William D. Hartung, director of the New America
Foundation's Arms and Security Initiative, points out that,
if the F-22 program is cut, the "job losses will be stretched out over two
and half years or more, and could happen after the end of the current
recession." In addition, Lockheed has had to back away from the 95,000
jobs claims, clarifying that more than 70 percent of those jobs are only
indirectly related to the F-22, and that just 25,000 workers are employed
directly on the plane's construction. Winslow Wheeler is the head of the Center
for Defense Information's Straus Military Reform Project and his scholarship is
built on more than thirty years of service at the Government Accountability
Office and on the Senate Budget Committee, among other places. He points out
that, when it comes to high-tech weapons, today's military-industrial complex
bears not the slightest resemblance to its World War II predecessor as a job
generator. As he describes it, in the early 1940s "production lines
cranked out thousands of aircraft each month: as fast as the government could
stuff money, materials and workers into the assembly line."
In stark contrast, the F-22, he points out, is essentially
an artisanal product. "Go to Lockheed Martin's plant," he writes.
"You will find no detectable movement of aircraft out the door. Instead
you will see virtually stationary aircraft and workers applying parts in a manner
more evocative of hand-crafting. This 'production rate' generates one F-22
every 18 days or so." This is, in fact, what shovel-ready largely means in
Pentagon stimulus terms these days.
War for Jobs?
Economists have also weighed in on why "war for
jobs" as a way out of recession or depression has entered the world of
mythology. An analysis from the University of Massachusetts's Political Economy
Research Institute, for instance, finds that, for every one billion dollars
invested in defense, 8,555 jobs are created. By contrast, the same billion
invested in health care would create 12,883 jobs, and in education, 17,687 jobs
or more than double the defense stimulus payoff.

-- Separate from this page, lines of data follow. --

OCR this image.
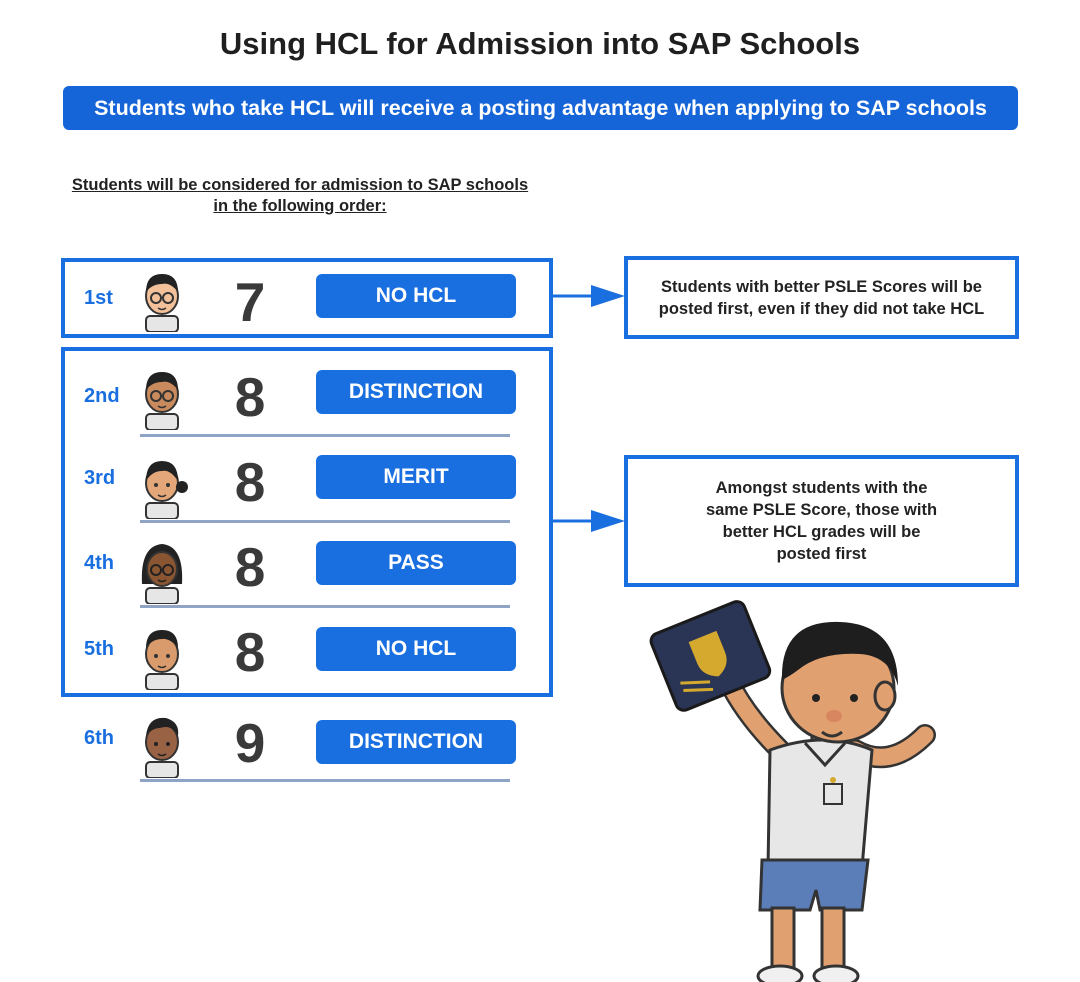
Using HCL for Admission into SAP Schools
Students who take HCL will receive a posting advantage when applying to SAP schools
Students will be considered for admission to SAP schools in the following order:
1st 7	NO HCL
2nd 8	DISTINCTION
3rd 8	MERIT
4th 8	PASS
5th 8	NO HCL
6th 9	DISTINCTION
Students with better PSLE Scores will be posted first, even if they did not take HCL
Amongst students with the same PSLE Score, those with better HCL grades will be posted first
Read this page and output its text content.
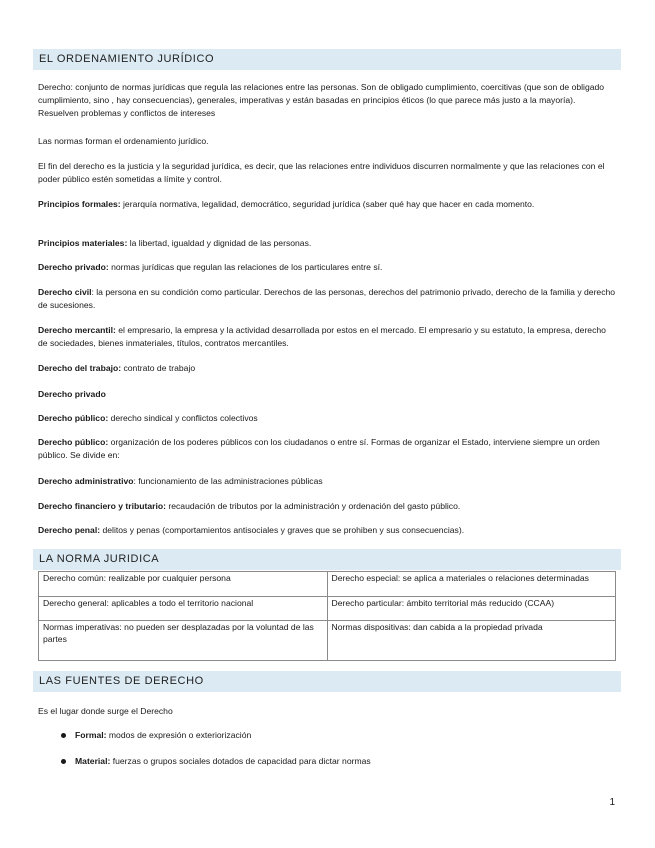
EL ORDENAMIENTO JURÍDICO

Derecho: conjunto de normas jurídicas que regula las relaciones entre las personas. Son de obligado cumplimiento, coercitivas (que son de obligado cumplimiento, sino , hay consecuencias), generales, imperativas y están basadas en principios éticos (lo que parece más justo a la mayoría). Resuelven problemas y conflictos de intereses

Las normas forman el ordenamiento jurídico.

El fin del derecho es la justicia y la seguridad jurídica, es decir, que las relaciones entre individuos discurren normalmente y que las relaciones con el poder público estén sometidas a límite y control.

Principios formales: jerarquía normativa, legalidad, democrático, seguridad jurídica (saber qué hay que hacer en cada momento.

Principios materiales: la libertad, igualdad y dignidad de las personas.

Derecho privado: normas jurídicas que regulan las relaciones de los particulares entre sí.

Derecho civil: la persona en su condición como particular. Derechos de las personas, derechos del patrimonio privado, derecho de la familia y derecho de sucesiones.

Derecho mercantil: el empresario, la empresa y la actividad desarrollada por estos en el mercado. El empresario y su estatuto, la empresa, derecho de sociedades, bienes inmateriales, títulos, contratos mercantiles.

Derecho del trabajo: contrato de trabajo

Derecho privado

Derecho público: derecho sindical y conflictos colectivos

Derecho público: organización de los poderes públicos con los ciudadanos o entre sí. Formas de organizar el Estado, interviene siempre un orden público. Se divide en:

Derecho administrativo: funcionamiento de las administraciones públicas

Derecho financiero y tributario: recaudación de tributos por la administración y ordenación del gasto público.

Derecho penal: delitos y penas (comportamientos antisociales y graves que se prohiben y sus consecuencias).

LA NORMA JURIDICA
Derecho común: realizable por cualquier persona	Derecho especial: se aplica a materiales o relaciones determinadas
Derecho general: aplicables a todo el territorio nacional	Derecho particular: ámbito territorial más reducido (CCAA)
Normas imperativas: no pueden ser desplazadas por la voluntad de las partes	Normas dispositivas: dan cabida a la propiedad privada
LAS FUENTES DE DERECHO

Es el lugar donde surge el Derecho

Formal: modos de expresión o exteriorización
Material: fuerzas o grupos sociales dotados de capacidad para dictar normas
1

It has often been said that World War II--and the production
stimulus it offered--lifted the United States out of the Great Depression.
Today, the opposite seems to be the case. The "war economy" helped
propel the US into what might turn out to be another great depression, and so,
unlike in 1929, as our economy crumbles today, we are already on a global war
footing.
As the Obama administration grapples with economic disaster
and inherited wars, it will have the added challenge of confronting a
military-industrial complex accustomed to budgets that reach almost
three-quarters of a trillion dollars, based on exaggerated global threats,
unsubstantiated economic claims, and entrenched profligacy. When Obama's analysts
pore over the budget, looking at all those overpriced weapons and plum
contracts, they'll have to ask: Is each weapons system or program actually
needed for American security and is it cost effective? Or are the defense
contractors shoveling a load of shovel-ready bull?